1 niepełne opakowanie ciecierzycy - 300g
1,2 l wody
1 łyżka tahini
1 łyżka oliwy
2 łyżki jogurtu naturalnego typu greckiego
sól, pieprz
2 papryczki piri-piri
bazylia, pieprz kajeński





Ciecierzycę wstępnie przygotowałam wczoraj: opłukałam i moczyłam w 3-krotnej ilości wody przez dobę. Zastosowałam wodę przefiltrowaną. Następnie przez 3 kolejne kwadranse gotowałam ciecierzycę w tejże wodzie z moczenia. W międzyczasie zjadłam kanapkę. No dobra - zjadłam dwie kanapki. Zaczęłam też pisać posta, tego posta. Ugotowaną ciecierzycę i odstawiłam. Czas na czosnek. Ząbki obrałam i umieściłam w blenderze. Dodałam cieciorkę, sól, pieprz oraz tahini i jogurt.  Tahini to pasta z prażonych sezamów. Specyficzna w smaku, ale hummus to nie jedyna potrawa, w jakiej się sprawdzi. Na pewno znajdę dla niej zastosowanie. Ponoć można tahini zastąpić masłem orzechowym- czy ktoś tego próbował? Całość blendowałam aż konsystencja zrobiła się nieco kremowa. Dolałam oliwy i blendowałam na gładki mus. Tak powstał hummus w wersji klasycznej.

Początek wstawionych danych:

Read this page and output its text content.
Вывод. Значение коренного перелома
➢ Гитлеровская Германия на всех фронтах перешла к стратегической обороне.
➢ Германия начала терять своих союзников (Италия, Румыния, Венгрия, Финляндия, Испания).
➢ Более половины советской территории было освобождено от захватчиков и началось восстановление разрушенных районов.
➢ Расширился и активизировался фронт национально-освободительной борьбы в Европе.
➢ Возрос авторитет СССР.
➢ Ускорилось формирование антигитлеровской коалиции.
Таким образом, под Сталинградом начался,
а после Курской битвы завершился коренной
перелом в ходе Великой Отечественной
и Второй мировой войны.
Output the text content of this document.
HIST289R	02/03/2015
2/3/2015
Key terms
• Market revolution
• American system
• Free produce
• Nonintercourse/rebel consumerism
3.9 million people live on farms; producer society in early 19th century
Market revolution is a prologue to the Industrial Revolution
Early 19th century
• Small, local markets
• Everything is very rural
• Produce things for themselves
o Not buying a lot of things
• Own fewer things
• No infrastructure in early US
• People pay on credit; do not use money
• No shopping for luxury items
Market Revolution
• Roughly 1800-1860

Połowę przełożyłam do pojemnika, a do pozostałości dodałam pieprz kajeński, ostre papryczki i bazylię i znów krótko blendowałam. Przyznam, że wersja pikantna smakuje mi nawet bardziej niż delikatnie przyprawiony hummus. Do pochrupania z chlebem WASA lub chlebkiem kukurydzianym.


Brak komentarzy:

Obsługiwane przez usługę Blogger.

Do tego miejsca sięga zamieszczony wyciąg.